Сестра Люба крутила пластинки, а мы, взявшись за руки, кружились или прыгали. Брат Сашок танцевал в центре круга с Марысей, взяв её за лапки и притопывая. Кошка неуклюже переминалась и горящими изумрудными глазами с неудовольствием смотрела на своего партнёра. Укусила в конце концов его за руку и шмыгнула под кровать.
– А теперь – па́рами, – лукаво-улыбчиво объявила Люба и поставила новую пластинку. Поплыла спокойная обворожительная мелодия.

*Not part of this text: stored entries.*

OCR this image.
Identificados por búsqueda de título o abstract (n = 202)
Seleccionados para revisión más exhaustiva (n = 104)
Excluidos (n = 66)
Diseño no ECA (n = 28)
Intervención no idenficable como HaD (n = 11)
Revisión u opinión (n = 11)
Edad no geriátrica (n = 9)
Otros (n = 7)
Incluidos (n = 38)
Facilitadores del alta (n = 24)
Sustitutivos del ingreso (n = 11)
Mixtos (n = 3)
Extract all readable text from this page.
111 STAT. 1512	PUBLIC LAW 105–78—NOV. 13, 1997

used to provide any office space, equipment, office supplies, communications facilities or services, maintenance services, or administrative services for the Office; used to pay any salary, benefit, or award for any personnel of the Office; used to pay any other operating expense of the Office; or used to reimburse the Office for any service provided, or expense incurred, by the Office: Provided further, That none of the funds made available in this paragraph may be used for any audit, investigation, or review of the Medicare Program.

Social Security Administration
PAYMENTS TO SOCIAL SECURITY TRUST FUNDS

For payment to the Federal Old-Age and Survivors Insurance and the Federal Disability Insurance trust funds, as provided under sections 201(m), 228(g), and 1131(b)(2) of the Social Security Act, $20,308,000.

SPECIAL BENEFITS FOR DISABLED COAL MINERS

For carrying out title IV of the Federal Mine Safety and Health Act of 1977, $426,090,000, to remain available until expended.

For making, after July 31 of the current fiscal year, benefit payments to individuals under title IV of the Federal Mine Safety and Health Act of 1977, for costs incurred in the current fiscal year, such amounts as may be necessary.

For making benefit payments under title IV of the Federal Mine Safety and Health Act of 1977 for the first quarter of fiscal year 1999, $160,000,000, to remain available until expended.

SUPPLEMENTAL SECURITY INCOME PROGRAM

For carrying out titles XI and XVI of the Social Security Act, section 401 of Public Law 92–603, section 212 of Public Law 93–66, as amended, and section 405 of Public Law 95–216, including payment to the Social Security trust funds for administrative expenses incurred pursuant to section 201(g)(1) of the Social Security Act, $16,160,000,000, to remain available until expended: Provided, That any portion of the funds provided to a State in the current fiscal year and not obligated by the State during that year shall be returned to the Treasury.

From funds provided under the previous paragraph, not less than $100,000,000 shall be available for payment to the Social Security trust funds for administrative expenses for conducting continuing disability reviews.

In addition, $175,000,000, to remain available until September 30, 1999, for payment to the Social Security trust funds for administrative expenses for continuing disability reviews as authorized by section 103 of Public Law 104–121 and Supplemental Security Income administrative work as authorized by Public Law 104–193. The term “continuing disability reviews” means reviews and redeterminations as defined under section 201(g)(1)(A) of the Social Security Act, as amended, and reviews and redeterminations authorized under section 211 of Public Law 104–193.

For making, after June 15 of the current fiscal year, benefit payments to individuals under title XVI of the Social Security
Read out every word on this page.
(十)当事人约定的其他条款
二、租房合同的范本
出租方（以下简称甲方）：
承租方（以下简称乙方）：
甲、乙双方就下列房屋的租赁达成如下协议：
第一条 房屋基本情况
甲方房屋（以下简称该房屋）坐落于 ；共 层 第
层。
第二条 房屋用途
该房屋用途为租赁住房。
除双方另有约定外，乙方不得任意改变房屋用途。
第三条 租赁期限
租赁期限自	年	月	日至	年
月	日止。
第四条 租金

Мы, мальчишки, замялись: надо было пригласить девочку на глазах у всех! Возможно ли такое?! Люба с плутоватым прищуром поглядывала на нас. Девочки всеми силами пытались изобразить на своих лицах равнодушие. Смелее и дерзче всех оказался Арап: он с засунутыми в карманы руками подбрёл к Насте. Она вспыхнула и, опустив глаза, неловко подала кавалеру свою пухленькую розоватую ручку. Я тоже насмелился и, краснея и бледнея – чуял – одновременно, пригласил Ольгу. Она театрально-плавно положила ладони на мои плечи. Я замешкался – не знал, куда девать свои руки, и, почувствовав, что уже горю как в огне, только что не обугливаюсь, поспешно бросил их на талию удивлённо на меня посмотревшей подружки. Её лицо находилось в нескольких сантиметрах от моего, а широко открытые глаза настойчиво и смело смотрели на меня. Я стал бестолково крутить головой, словно бы что-то искал. Моё сердце остановилось и я, наверное, на секунду-другую умер, когда наши глаза встретились.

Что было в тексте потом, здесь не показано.